Health CS Susan Nakhumicha addresses the Senate Plenary on April 17, 2024. [Elvis Ogina, Standard]

Doctors have accused Health Cabinet Secretary Susan Nakhumicha of misleading Parliament during her appearance before the plenary on Wednesday.

Speaking after Nakhumicha appeared before the National Assembly and Senate, Kenya Medical Practitioners and Dentist Union (KMPDU) Deputy Secretary General Dennis Miskellah claimed that the CS misled the lawmakers on several key aspects of the industrial dispute between the union and the government.

"Nakhumicha misled the MPS that the CBA has expired. Either she's ignorant or she's intentionally lying to the Members of Parliament," Dr Miskellah said.

He further clarified that the CBA has a clause stating that it remains in effect until a new one is negotiated, and the Sh3.5 billion owed to the doctors is calculated based on the existing CBA.

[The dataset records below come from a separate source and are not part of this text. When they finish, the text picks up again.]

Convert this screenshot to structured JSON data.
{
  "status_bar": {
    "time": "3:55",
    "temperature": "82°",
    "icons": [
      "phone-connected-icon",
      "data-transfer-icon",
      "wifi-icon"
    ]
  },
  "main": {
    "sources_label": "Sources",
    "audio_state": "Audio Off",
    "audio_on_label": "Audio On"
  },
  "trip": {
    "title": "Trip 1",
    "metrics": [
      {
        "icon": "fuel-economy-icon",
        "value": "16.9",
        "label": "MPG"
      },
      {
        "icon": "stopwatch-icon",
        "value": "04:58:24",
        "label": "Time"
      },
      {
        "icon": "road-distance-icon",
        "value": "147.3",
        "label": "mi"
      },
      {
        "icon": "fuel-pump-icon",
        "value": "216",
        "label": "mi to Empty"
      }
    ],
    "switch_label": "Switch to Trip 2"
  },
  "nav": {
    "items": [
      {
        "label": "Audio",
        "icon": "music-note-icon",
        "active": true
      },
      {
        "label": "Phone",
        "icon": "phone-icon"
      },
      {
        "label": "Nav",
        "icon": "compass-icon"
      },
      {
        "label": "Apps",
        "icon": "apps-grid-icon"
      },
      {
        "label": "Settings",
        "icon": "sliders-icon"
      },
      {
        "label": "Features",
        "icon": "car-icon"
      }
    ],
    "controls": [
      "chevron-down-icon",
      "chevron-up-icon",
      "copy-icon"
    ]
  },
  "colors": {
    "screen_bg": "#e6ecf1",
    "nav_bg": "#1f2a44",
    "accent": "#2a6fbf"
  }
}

Miskellah also refuted Nakhumicha's claims that the government has been calling the union to the negotiation table, saying that they have never been invited to any meeting.

Furthermore, he accused the CS of misleading Parliament about the government's handling of medical interns, the pay and terms of engagement.

Meanwhile the union has hailed the Labour court's  order to government to hold a nationwide meeting with the doctors' representatives without any preconditions.

This ruling comes as a major victory for the doctors, who downed tools to demand implementation of the 2017-2021 Collective Bargaining Agreement (CBA)

KMPDU Secretary General Dr Davji Atella said the judge presiding over the case recognized the doctors concerns and ordered that the issues be discussed in a meeting.

“The Judge through a fair hearing today has realized our issues are pertinent and must be discussed in a meeting and as of today he has ordered for a “Whole Of Nations” meeting without conditions from the government, and therefore we believe that that will be a pathway to have resolve issues we raise in our CBA,” said Dr Atella.

The court has also stayed all disciplinary actions and suspensions issued by various county governments against doctors who have participated in the strike.

Atella emphasized that the doctors' salaries that were withheld, the "show cause letters," and the "torture deductions" must now be paid, and a negotiation process must be initiated between the government and the union.

He emphasized the importance of resolving the industrial dispute through direct dialogue, rather than through media statements or informal settings.

"These things must be resolved by sitting in a boardroom and going into the issues that made us to go out on strike," Atella said.

The court has also directed the government to establish a plan for minimal services during the ongoing strike, which will be discussed and agreed upon during the upcoming negotiations.

Atella clarified that the strike cannot be suspended without a return-to-work agreement, as the judge's orders were self-effective and have already been complied with.